Frederik Stjernfelt (born July 6, 1957) is a Danish professor and writer. As a professor, he lectures in science studies, history of ideas, and semiotics, at Aalborg University's Copenhagen department.

== Career ==
Stjernfelt has been working as a reviewer and writer at 'Weekendavisen' since 1994. Earlier in his career, he was employed as an editor at Gyldendal's cultural journal 'Kritik' between 1993 and 2012. Stjernfelt has been a member of 'Danish Academy' since 2001. Also, he is cofounder of the political network 'Fri debat', which functions to promote freedom of speech. Subsequently, he has published a number of academic as well as popular books and articles.

== Achievements ==
Stjernfelt has received a number of recognitions and prizes for his work. This includes 'Lærebogsprisen' for his book 'Tal en tanke' in 2006, the Danish Association of Masters and PhDs' research award in 2010, and Blixprisen's  'This year's effort for freedom of speech' in 2017.

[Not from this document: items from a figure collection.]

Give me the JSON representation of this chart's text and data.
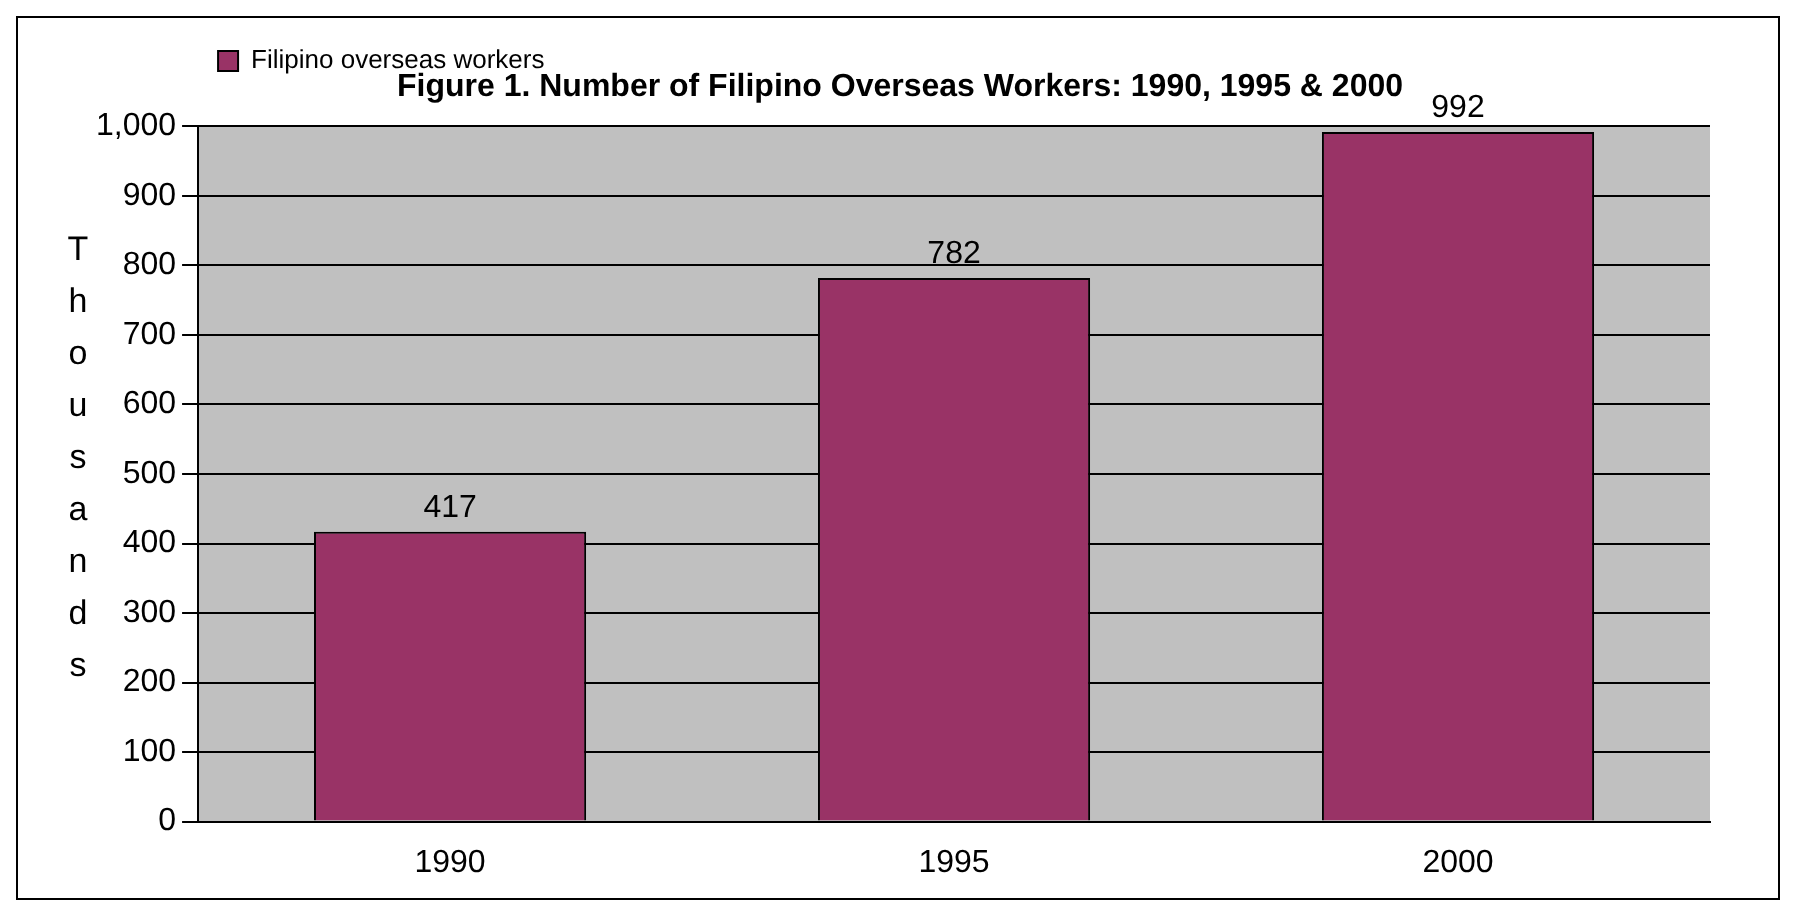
{
  "chart_data": {
    "type": "bar",
    "title": "Figure 1. Number of Filipino Overseas Workers: 1990, 1995 & 2000",
    "ylabel": "Thousands",
    "categories": [
      "1990",
      "1995",
      "2000"
    ],
    "series": [
      {
        "name": "Filipino overseas workers",
        "color": "#993366",
        "values": [
          417,
          782,
          992
        ]
      }
    ],
    "ylim": [
      0,
      1000
    ],
    "yticks": [
      0,
      100,
      200,
      300,
      400,
      500,
      600,
      700,
      800,
      900,
      {
        "value": 1000,
        "label": "1,000"
      }
    ],
    "grid": "y",
    "legend": "top left",
    "data_labels": true
  }
}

Besides his awards, Stjernfelt received funding from the Carlsberg Foundation to write a book on the Danish historic time period of total freedom of the press between 1770 and 1773.

== Private life ==
Frederik Stjernfelt is married to the Danish translator, Agnete Dorph Stjernfelt. He is the father of the Danish artists, Agnes Stjernfelt and Karoline Stjernfelt.